Currently, we live in a strange world: inflation hurts consumers’ budgets forcing them to tighten their belt with high interest rates putting even more pressure on them and yet, the unemployment rate remains low. Why? Demographics: as our population ages, many retire, and we don’t have enough babies to take those jobs.
During the second part of 2023, we saw signs that higher interest rates were finally catching up with the economy and slowing it down. Inflation has lowered, GDP isn’t as strong (Canada even reported a negative GDP late in 2023), and unemployment rates on both sides of the border are going up by a bit.
Learn how to create your own paycheck with our Dividend Income for Life guide!
If you focus on your portfolio yield, you were unhappy with your results in 2023 and my guess is that it won’t be easy in 2024 either.
New inflation data hints at a pause in interest rates.
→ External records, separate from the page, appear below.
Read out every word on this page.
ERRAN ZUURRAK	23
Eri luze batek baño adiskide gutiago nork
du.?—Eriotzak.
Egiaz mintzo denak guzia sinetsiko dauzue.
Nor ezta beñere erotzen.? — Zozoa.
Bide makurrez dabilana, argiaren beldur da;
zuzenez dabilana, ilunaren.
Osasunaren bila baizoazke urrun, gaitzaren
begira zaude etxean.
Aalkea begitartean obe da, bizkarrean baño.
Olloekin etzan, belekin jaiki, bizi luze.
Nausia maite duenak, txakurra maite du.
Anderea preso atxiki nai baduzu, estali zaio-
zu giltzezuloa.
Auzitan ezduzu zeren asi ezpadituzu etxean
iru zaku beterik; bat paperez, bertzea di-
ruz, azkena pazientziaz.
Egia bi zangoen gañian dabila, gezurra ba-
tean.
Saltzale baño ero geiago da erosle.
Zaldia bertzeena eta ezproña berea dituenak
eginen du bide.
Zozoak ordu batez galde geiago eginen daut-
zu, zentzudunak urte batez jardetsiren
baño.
We might even talk about rate decreases later in 2024. However, as the steak price won’t get back to 2021 levels, we are not going to see 2% mortgages or debentures in 2024. Companies will have to deal with higher interest rates when refinancing.
I said it over and over; we will continue to feel the lagging impact of those interest rate increases for many years.
Different Year, Same Plan
Studies show that most individual investors like you and me lag the market… big time. Think of famous investor Peter Lynch who managed the Fidelity Magellan Fund from 1977 to 1990 generating an annualized return of 29%. Fidelity later revealed that the average Magellan Fund investor lost money during this period. How is that possible? Investors were simply not investing with conviction, and they didn’t stick to their plan, especially at times when the market dropped.
In 2022, I was overconfident, and I drifted away from my investment rules and process. As a result, I suffered from three bad investment decisions, Algonquin (AQN.TO), Sylogist (SYZ.TO), and VF Corp (VFC), in a brief period of time, which is never good for the investor’s ego.
In early 2023, I quickly got back into the driver’s seat and acted. I sold the three dividend cutters, took the loss of roughly 50% on each stock, and moved on by focusing on dividend growers with strong dividend triangle.
I could have prevented part of those losses by following my own rules, but I didn’t. Fortunately, my investment structure protects me from major negative impacts from bad investments as they are limited in size in my portfolio. Again, this highlights the importance of following your plan and sticking to your investment strategy.
For 2024, I intend to follow the same plan. My investment strategy stays the same: have a strong investment thesis backed with numbers and select companies with minimal downside.
Wishing you a successful investing year in 2024!